Türkiye Genç İşadamları Derneği (TÜGİAD) Yönetim Kurulu Başkanı Ali Yücelen, Türkiye’de twitter uygulamasının kapatılmasının, hem ulusal düzeyde anayasal haklar bağlamında; hem de küresel dünya gerçekleri bağlamında kabul edilmesinin olanaksız olduğunu belirterek uygulamaya karşı çıktı.

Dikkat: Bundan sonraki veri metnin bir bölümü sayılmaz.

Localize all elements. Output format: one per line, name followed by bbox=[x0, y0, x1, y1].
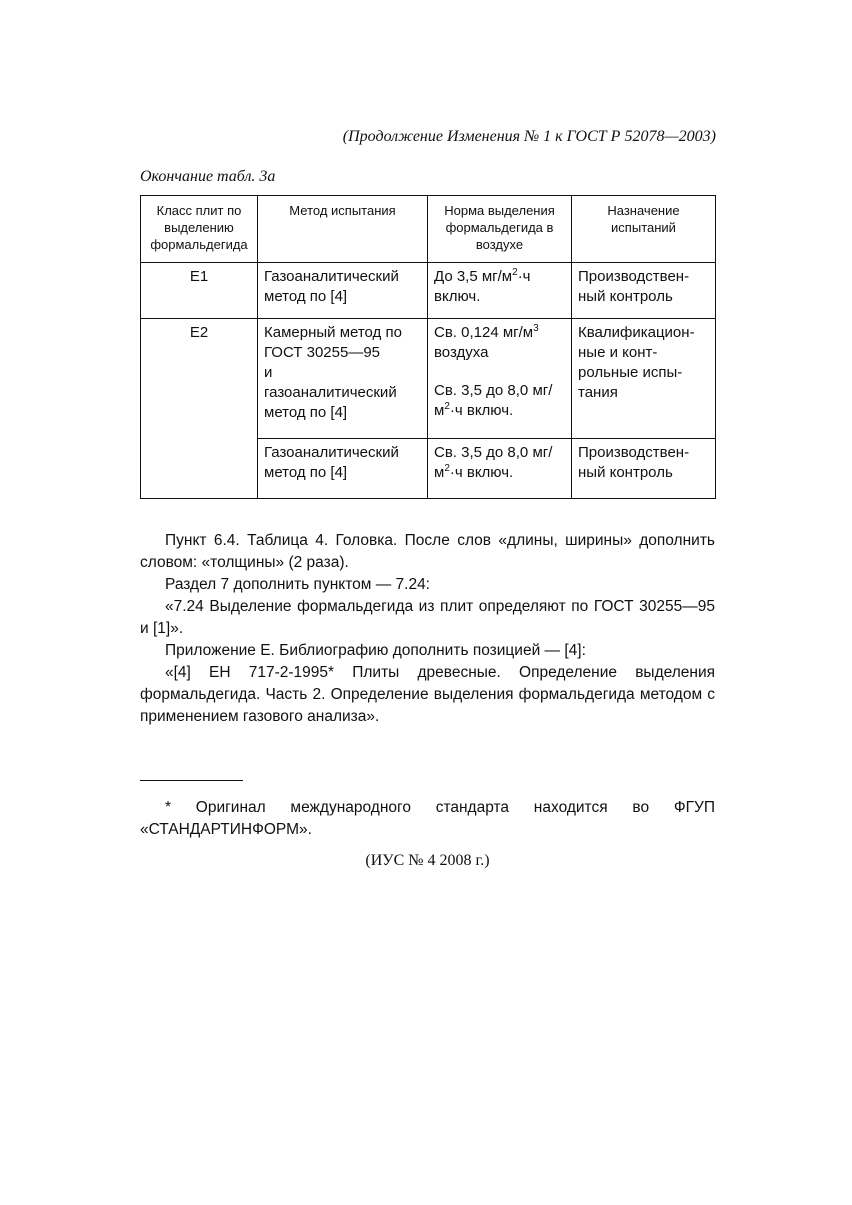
paragraph-bibliography-4: «[4] ЕН 717-2-1995* Плиты древесные. Определение выделения формальдегида. Часть 2. Определение выделения формальдегида методом с применением газового анализа». bbox=[140, 664, 715, 725]
method-cell: Газоаналитический метод по [4] bbox=[258, 263, 428, 319]
purpose-cell: Производствен-ный контроль bbox=[572, 263, 716, 319]
column-header-norm: Норма выделения формальдегида в воздухе bbox=[428, 196, 572, 263]
paragraph-section-7: Раздел 7 дополнить пунктом — 7.24: bbox=[165, 576, 430, 593]
class-cell: Е2 bbox=[141, 319, 258, 499]
class-cell: Е1 bbox=[141, 263, 258, 319]
norm-cell: Св. 3,5 до 8,0 $мг/м^2\cdot ч$ включ. bbox=[428, 439, 572, 499]
paragraph-appendix-e: Приложение Е. Библиографию дополнить позицией — [4]: bbox=[165, 642, 586, 659]
ius-reference: (ИУС № 4 2008 г.) bbox=[365, 852, 490, 869]
column-header-purpose: Назначение испытаний bbox=[572, 196, 716, 263]
method-cell: Газоаналитический метод по [4] bbox=[258, 439, 428, 499]
paragraph-amendment-6-4: Пункт 6.4. Таблица 4. Головка. После слов «длины, ширины» дополнить словом: «толщины» (2 раза). bbox=[140, 532, 715, 571]
standards-table bbox=[140, 195, 716, 499]
column-header-class: Класс плит по выделению формальдегида bbox=[141, 196, 258, 263]
footnote-divider bbox=[140, 780, 243, 781]
norm-cell: До 3,5 $мг/м^2\cdot ч$ включ. bbox=[428, 263, 572, 319]
footnote: * Оригинал международного стандарта находится во ФГУП «СТАНДАРТИНФОРМ». bbox=[140, 799, 715, 838]
table-row bbox=[141, 319, 716, 439]
document-header: (Продолжение Изменения № 1 к ГОСТ Р 52078—2003) bbox=[342, 128, 716, 145]
table-row bbox=[141, 263, 716, 319]
method-cell: Камерный метод по ГОСТ 30255—95 и газоаналитический метод по [4] bbox=[258, 319, 428, 439]
table-header-row bbox=[141, 196, 716, 263]
purpose-cell: Производствен-ный контроль bbox=[572, 439, 716, 499]
table-caption: Окончание табл. 3а bbox=[140, 168, 276, 185]
purpose-cell: Квалификацион-ные и конт-рольные испы-тания bbox=[572, 319, 716, 439]
paragraph-7-24: «7.24 Выделение формальдегида из плит определяют по ГОСТ 30255—95 и [1]». bbox=[140, 598, 715, 637]
norm-cell: Св. 0,124 $мг/м^3$ воздуха Св. 3,5 до 8,0 $мг/м^2\cdot ч$ включ. bbox=[428, 319, 572, 439]
column-header-method: Метод испытания bbox=[258, 196, 428, 263]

Yücelen yaptığı yazılı açıklamada, iletişim hakkının anayasal bir hak olarak hem ulusal anayasada düzenlendiğini hem de İnsan Hakları Evrensel beyannamesi başta olmak üzere Türkiye’nin de imzaladığı uluslararası sözleşmelerle güvence altına alındığını anımsatarak şunları söyledi:
“Twitter, facebook gibi popüler sosyal mecraların dışında mıvitır diye bir uygulama başlarsa o da dahil olmak üzere, herhangi bir yasağın ve ifade özgürlüğünün önüne koyulacak her engelin karşısında olduğumuzu hatırlatmak isterim. Biz parti kapatmalara da karşı olduk… Geçmişte protesto hakkını kullanan gençlerimize, bütün protestolarında hukuk zemininde mücadele etmelerini, sabır ve tahammül göstermelerini tavsiye etmiştik; bugün bu tavsiyemizi, hükümetimiz için de üzülerek yineliyoruz. Ifade özgürlüğünü kısıtlama hukuk dışı olduğu gibi akıl ve mantık dışıdır da…. Nasıl kimse iletişim özgürlüğünü kötüye kullanarak başkalarına zarar verme hakkına sahip değil ise, hiç bir siyasi otorite de yetkilerini kullanarak yasaklamacı,dayatmacı olarak iletişim hakkını engelleme hakkında sahip değildir. TÜGİAD olarak, her türlü farklı görüş ve düşünceye saygılı olduğumuzu, girişim özgürlüğünün yanı sıra düşünce ve ifade özgürlüğünü de desteklediğimizi belirterek; hükümetimize AB adayı Türkiye Cumhuriyetine ve demokratik gelişmemize yakışmayan bu uygulamanın derhal sonlandırılarak Türkiye’nin iletişim özgürlüğü anlamında dünyaya örnek bir ülke olarak gerekli adımları atmasını beklediğimizi ısrarla dile getirmek istiyoruz.”
Twitter ile ilgili yasakçı uygulama karşısında tepki olan vatandaşlara da çağrıda bulunan Yücelen; yasalara, hukuka ve demokratik teamüllere uygun olarak her türlü yasal girişime saygılı olduklarını; ancak bu tarz Türkiye’ye yakışmayan karar ve uygulamaları bahane ederek gerginliği beslemeye çalışanlara itibar edilmemesini istedi.